Investigate the boundedness and compactness of the following subset of $( \ell^2 , \|\cdot\|_2 )$: $$S:=\{x=(x_n) \in \ell^2 : | x_n | \le 1/\sqrt{n} \ \forall n\in N\}.$$
Can the following be proof?
Boundedness:
If $S:=x=(x_n)$ is bounded in $\ell^2$ then there is a finite $M$ such that $|x_n|<M$ for all $n$.

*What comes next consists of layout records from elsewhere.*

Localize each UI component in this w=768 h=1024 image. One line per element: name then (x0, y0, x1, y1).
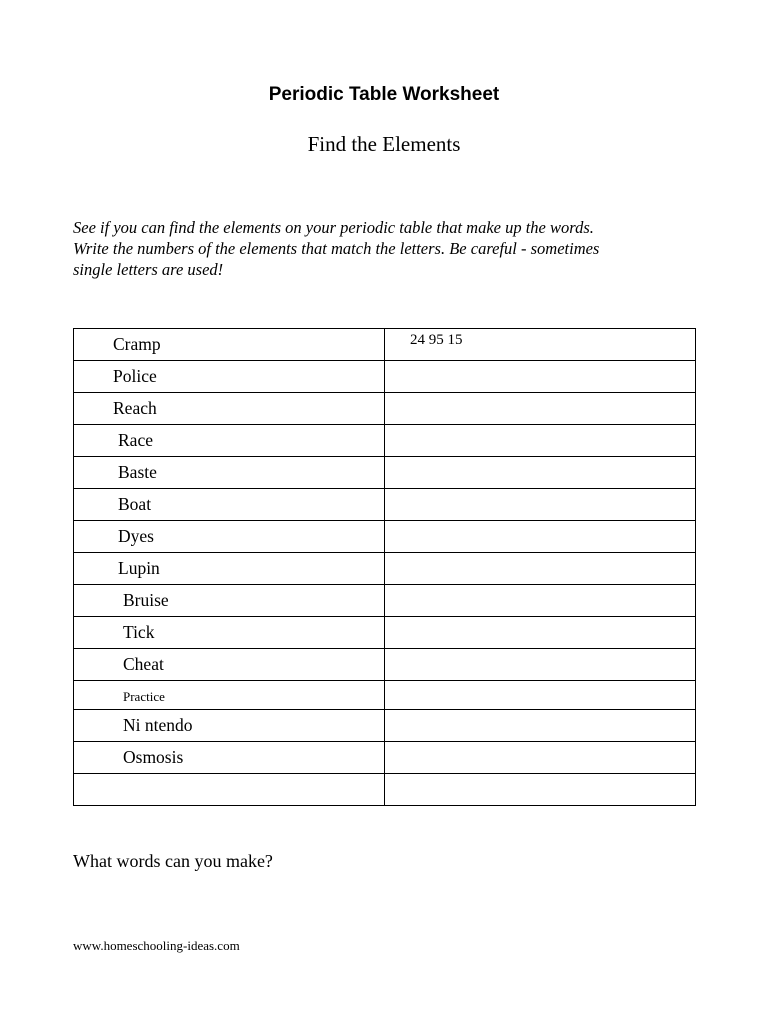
answer-cell[interactable] (385, 425, 696, 457)
table-row (74, 649, 696, 681)
answer-cell[interactable] (385, 361, 696, 393)
instructions-line: See if you can find the elements on your periodic table that make up the words. (73, 218, 594, 237)
answer-cell[interactable] (385, 393, 696, 425)
answer-cell[interactable] (385, 489, 696, 521)
word-cell (74, 425, 385, 457)
table-row (74, 393, 696, 425)
answer-cell[interactable] (385, 457, 696, 489)
table-row (74, 585, 696, 617)
answer-cell[interactable] (385, 585, 696, 617)
word-label: Ni ntendo (123, 715, 193, 735)
word-label: Osmosis (123, 747, 184, 767)
word-label: Race (118, 430, 153, 450)
table-row (74, 774, 696, 806)
word-label: Baste (118, 462, 157, 482)
word-cell (74, 521, 385, 553)
table-row (74, 425, 696, 457)
elements-table (73, 328, 696, 806)
word-label: Cheat (123, 654, 164, 674)
word-cell (74, 681, 385, 710)
word-label: Police (113, 366, 157, 386)
table-row (74, 521, 696, 553)
worksheet-title: Periodic Table Worksheet (268, 84, 500, 105)
table-row (74, 681, 696, 710)
instructions-line: single letters are used! (73, 260, 224, 279)
answer-cell[interactable] (385, 553, 696, 585)
word-cell (74, 457, 385, 489)
answer-cell[interactable] (385, 649, 696, 681)
answer-cell[interactable]: 24 95 15 (385, 329, 696, 361)
table-row (74, 553, 696, 585)
table-row (74, 617, 696, 649)
worksheet-subtitle: Find the Elements (307, 132, 461, 156)
word-label: Dyes (118, 526, 154, 546)
word-cell (74, 553, 385, 585)
word-label: Lupin (118, 558, 160, 578)
footer-website: www.homeschooling-ideas.com (73, 938, 240, 953)
instructions-paragraph (73, 217, 713, 280)
answer-cell[interactable] (385, 617, 696, 649)
question-prompt: What words can you make? (73, 851, 273, 871)
word-label: Tick (123, 622, 155, 642)
word-label: Cramp (113, 334, 161, 354)
answer-cell[interactable] (385, 774, 696, 806)
word-cell (74, 489, 385, 521)
answer-cell[interactable] (385, 681, 696, 710)
word-cell (74, 742, 385, 774)
table-row (74, 710, 696, 742)
word-label: Boat (118, 494, 152, 514)
table-row (74, 489, 696, 521)
table-row (74, 329, 696, 361)
word-cell (74, 585, 385, 617)
answer-cell[interactable] (385, 710, 696, 742)
word-cell (74, 617, 385, 649)
table-row (74, 457, 696, 489)
word-cell (74, 361, 385, 393)
answer-cell[interactable] (385, 742, 696, 774)
table-row (74, 742, 696, 774)
word-label: Reach (113, 398, 157, 418)
word-cell (74, 329, 385, 361)
word-cell (74, 393, 385, 425)
word-cell (74, 649, 385, 681)
instructions-line: Write the numbers of the elements that match the letters. Be careful - sometimes (73, 239, 600, 258)
table-row (74, 361, 696, 393)
word-cell (74, 710, 385, 742)
word-label: Bruise (123, 590, 169, 610)
word-label: Practice (123, 688, 165, 704)
word-cell[interactable] (74, 774, 385, 806)
answer-cell[interactable] (385, 521, 696, 553)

Let's take $n=2^k$. Then we have $$\begin{align} 1+\frac{1}{2}+\frac{1}{3}+...+\frac{1}{n} &= 1+\left(\frac{1}{2}\right)+\left(\frac{1}{3}+\frac{1}{4}\right) %+\left(\frac{1}{5}+\frac{1}{6}+\frac{1}{7}+\frac{1}{8}\right) + \cdots %\\ &\phantom{=} \cdots + \left(\frac{1}{2^k+1}+\frac{1}{2^k+2}+\cdots+\frac{1}{2^k}\right) \\ &\ge 1+\frac{1}{2}+\frac{1}{2}+...+\frac{1}{2} \\ &=1+\frac{k}{2} \end{align}$$
There cannot be any number $M$ which is greater than $1+\frac{k}{2}$ for all values of $k$ because if $k=2\lceil M\rceil$ is the smallest integer larger than $2M$, then $1+\frac{k}{2}\ge1+\frac{2M}{2}=1+M$, which is contradiction. So $S$ forms an unbounded set.
Compactness:
$S$ forms an unbounded set, hence it is not compact.
Thank you in advance. I am very poor in proving. I appreciate any comment.